A ce jour, la multitude des phénotypes attribués aux LATs rend très difficile l’établissement d’un modèle unique permettant d’expliquer leurs modes d’action.
Au vu de la complexité du locus des LAT, il est possible d’imaginer que les produits de celui-ci puissent agir par différents mécanismes via plusieurs voies simultanément pour promouvoir la latence et la réactivation. Il est assez commun de penser que la diversité des transcrits codé par le locus lui-même puisse être la source des différents phénotypes à ce jour
71 observés. Néanmoins, si on se base sur l’ensemble des données disponibles, on peut réduire à une seule région l’attribution des phénotypes portés par des virus mutants pour les LAT. Cette région est définie par le promoteur LAP1 et le LAT majeur de 2kb.
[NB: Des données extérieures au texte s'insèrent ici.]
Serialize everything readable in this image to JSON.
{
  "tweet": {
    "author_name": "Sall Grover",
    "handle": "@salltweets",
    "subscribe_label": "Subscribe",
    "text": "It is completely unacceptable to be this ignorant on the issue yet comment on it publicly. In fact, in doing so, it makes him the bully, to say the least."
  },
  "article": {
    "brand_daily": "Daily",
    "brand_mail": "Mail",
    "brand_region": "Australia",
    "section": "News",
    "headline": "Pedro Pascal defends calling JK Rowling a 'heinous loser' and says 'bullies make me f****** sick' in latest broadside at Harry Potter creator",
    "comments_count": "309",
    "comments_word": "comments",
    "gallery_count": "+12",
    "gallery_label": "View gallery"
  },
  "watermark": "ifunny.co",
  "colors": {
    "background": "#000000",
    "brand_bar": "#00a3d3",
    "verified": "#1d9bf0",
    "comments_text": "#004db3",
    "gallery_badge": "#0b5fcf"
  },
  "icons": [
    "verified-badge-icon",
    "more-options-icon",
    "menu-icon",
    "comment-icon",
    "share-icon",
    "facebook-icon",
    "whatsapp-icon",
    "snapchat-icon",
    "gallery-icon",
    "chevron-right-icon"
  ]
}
Cette limitation conduit à proposer un modèle d’action sur la régulation et le maintien de la latence par les LAT à deux niveaux.
Dans un premier temps il semblerait que le promoteur LAP1 et sa région avoisinante n’aient pas qu’un rôle sur la transcription des LATs majeur et mineur. Ils pourraient aussi jouer le rôle d’enhancer capable d’activer la transcription de gènes codants pour des protéines impliquées dans le maintien et l’établissement de la latence (cellulaires et/ ou virales), en jouant sur l’état de la chromatine des gènes concernés (figure 19).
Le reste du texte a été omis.